Evidence, Manipulation, and Termination of pH 'Nanobuffering' for Quantitative Homogenous Scavenging of Monoclonal Antibodies.

This study demonstrates that pH-responsive polymers have a very high buffering capacity in their immediate vicinity, a phenomenon termed "nanobuffering". This can be exploited to dissociate local nanoscale pH from bulk solution pH. Herein, a series of pH-responsive polymers were conjugated to Protein-A to rationally manipulate the latter's binding affinity toward antibodies via nanobuffering ( i. e., this interaction is pH dependent), independently of bulk solution pH. Moreover, the nanobuffering effect could be terminated using low concentrations of strong ion-pairing salts, to achieve quantitative release of the antibodies from the bioconjugate.

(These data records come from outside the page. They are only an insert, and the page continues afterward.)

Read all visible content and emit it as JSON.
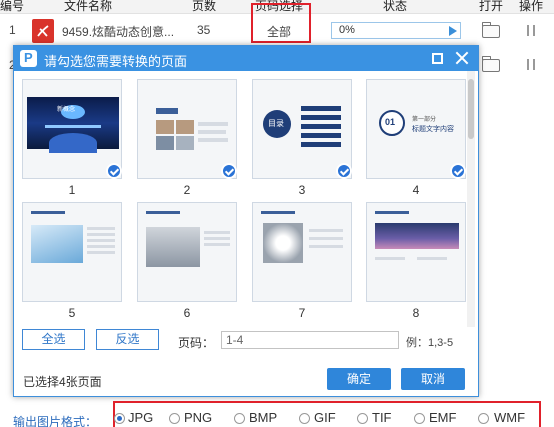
{
  "file_table": {
    "columns": [
      "编号",
      "文件名称",
      "页数",
      "页码选择",
      "状态",
      "打开",
      "操作"
    ],
    "row1": {
      "index": "1",
      "file_name": "9459.炫酷动态创意...",
      "pages": "35",
      "page_selection": "全部",
      "status_percent": "0%"
    },
    "row2": {
      "index": "2"
    }
  },
  "dialog": {
    "title": "请勾选您需要转换的页面",
    "thumbnails": [
      {
        "num": "1",
        "checked": true
      },
      {
        "num": "2",
        "checked": true
      },
      {
        "num": "3",
        "checked": true
      },
      {
        "num": "4",
        "checked": true
      },
      {
        "num": "5",
        "checked": false
      },
      {
        "num": "6",
        "checked": false
      },
      {
        "num": "7",
        "checked": false
      },
      {
        "num": "8",
        "checked": false
      }
    ],
    "slide_text": {
      "slide1": "新概念",
      "slide3": "目录",
      "slide4_number": "01",
      "slide4_line1": "第一部分",
      "slide4_line2": "标题文字内容"
    },
    "select_all": "全选",
    "invert": "反选",
    "page_code_label": "页码：",
    "page_code_value": "1-4",
    "example": "例：1,3-5",
    "selected_text": "已选择4张页面",
    "ok": "确定",
    "cancel": "取消"
  },
  "output": {
    "label": "输出图片格式：",
    "formats": [
      "JPG",
      "PNG",
      "BMP",
      "GIF",
      "TIF",
      "EMF",
      "WMF"
    ],
    "selected": "JPG"
  },
  "colors": {
    "accent": "#3a92e2",
    "highlight_box": "#e0212b",
    "check": "#2a73d6"
  }
}
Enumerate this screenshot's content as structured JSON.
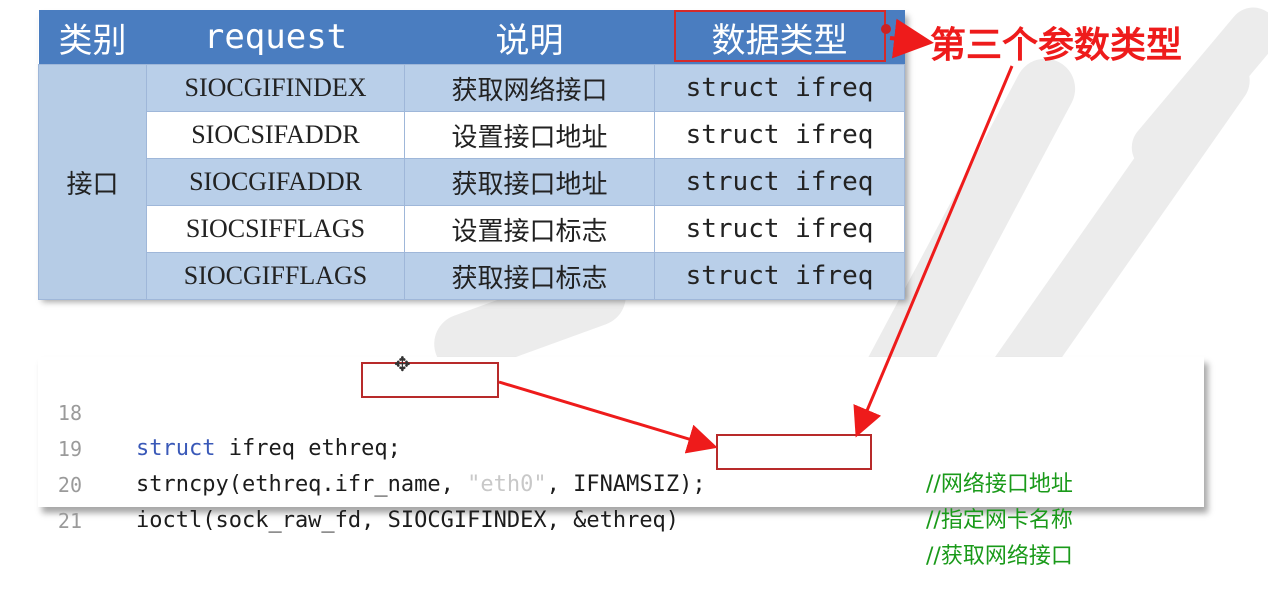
{
  "table": {
    "headers": {
      "category": "类别",
      "request": "request",
      "description": "说明",
      "data_type": "数据类型"
    },
    "category_label": "接口",
    "rows": [
      {
        "request": "SIOCGIFINDEX",
        "description": "获取网络接口",
        "data_type": "struct ifreq"
      },
      {
        "request": "SIOCSIFADDR",
        "description": "设置接口地址",
        "data_type": "struct ifreq"
      },
      {
        "request": "SIOCGIFADDR",
        "description": "获取接口地址",
        "data_type": "struct ifreq"
      },
      {
        "request": "SIOCSIFFLAGS",
        "description": "设置接口标志",
        "data_type": "struct ifreq"
      },
      {
        "request": "SIOCGIFFLAGS",
        "description": "获取接口标志",
        "data_type": "struct ifreq"
      }
    ],
    "header_color": "#4a7dc0",
    "row_color": "#b9cfe9"
  },
  "annotation": {
    "text": "第三个参数类型",
    "color": "#ee1b1b"
  },
  "code": {
    "lines": [
      {
        "num": "18",
        "kw": "struct",
        "rest": " ifreq ethreq;",
        "comment": "//网络接口地址"
      },
      {
        "num": "19",
        "pre": "strncpy(ethreq.ifr_name, ",
        "str": "\"eth0\"",
        "post": ", IFNAMSIZ);",
        "comment": "//指定网卡名称"
      },
      {
        "num": "20",
        "text": "ioctl(sock_raw_fd, SIOCGIFINDEX, &ethreq)",
        "comment": "//获取网络接口"
      },
      {
        "num": "21",
        "text": "",
        "comment": ""
      }
    ],
    "comment_color": "#1a9a1a",
    "keyword_color": "#3a59b8"
  }
}
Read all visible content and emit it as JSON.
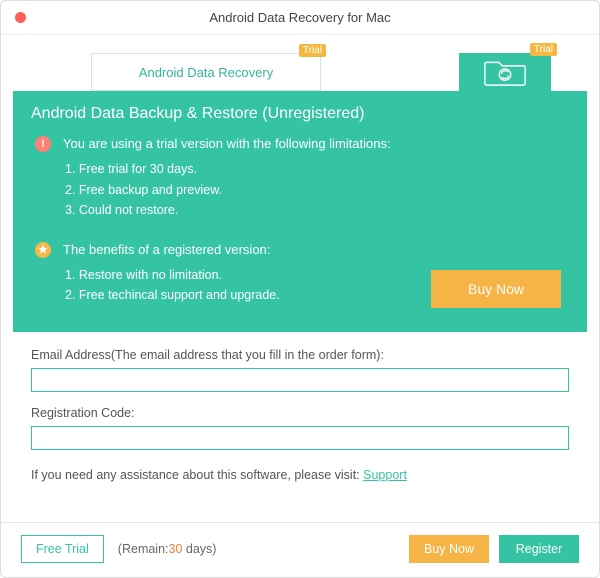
{
  "window": {
    "title": "Android Data Recovery for Mac"
  },
  "tabs": {
    "data_recovery": {
      "label": "Android Data Recovery",
      "badge": "Trial"
    },
    "backup_restore": {
      "badge": "Trial"
    }
  },
  "panel": {
    "heading": "Android Data Backup & Restore (Unregistered)",
    "trial_block": {
      "head": "You are using a trial version with the following limitations:",
      "items": [
        "1. Free trial for 30 days.",
        "2. Free backup and preview.",
        "3. Could not restore."
      ]
    },
    "benefits_block": {
      "head": "The benefits of a registered version:",
      "items": [
        "1. Restore with no limitation.",
        "2. Free techincal support and upgrade."
      ]
    },
    "buy_label": "Buy Now"
  },
  "form": {
    "email_label": "Email Address(The email address that you fill in the order form):",
    "code_label": "Registration Code:",
    "email_value": "",
    "code_value": "",
    "assist_text": "If you need any assistance about this software, please visit: ",
    "assist_link": "Support"
  },
  "footer": {
    "free_trial": "Free Trial",
    "remain_prefix": "(Remain:",
    "remain_days": "30",
    "remain_suffix": " days)",
    "buy": "Buy Now",
    "register": "Register"
  }
}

These complementary discoveries are showcased in the context of the development of a homogeneous affinity precipitation agent ( i. e., a scavenger) for the purification of polyclonal immunoglobulin G and two monoclonal antibodies from cell culture supernatant. Indeed, while bulk solution pH was used to induce precipitation of the scavenger, maintaining local nanoscale pH via nanobuffering maximized binding interaction with the antibodies. A 2:1 binding stoichiometry was observed, which was similar to that observed for native protein. The scavenger could be recycled multiple times, and the purification protocol circumvented lengthy/tedious physical purification processes typically associated with mAb manufacturing. Overall, this study provides perspectives on the local nanoscale pH near pH-responsive polymers and establishes lines of thought for predictably manipulating or even terminating nanobuffering, to control the activity of proteins.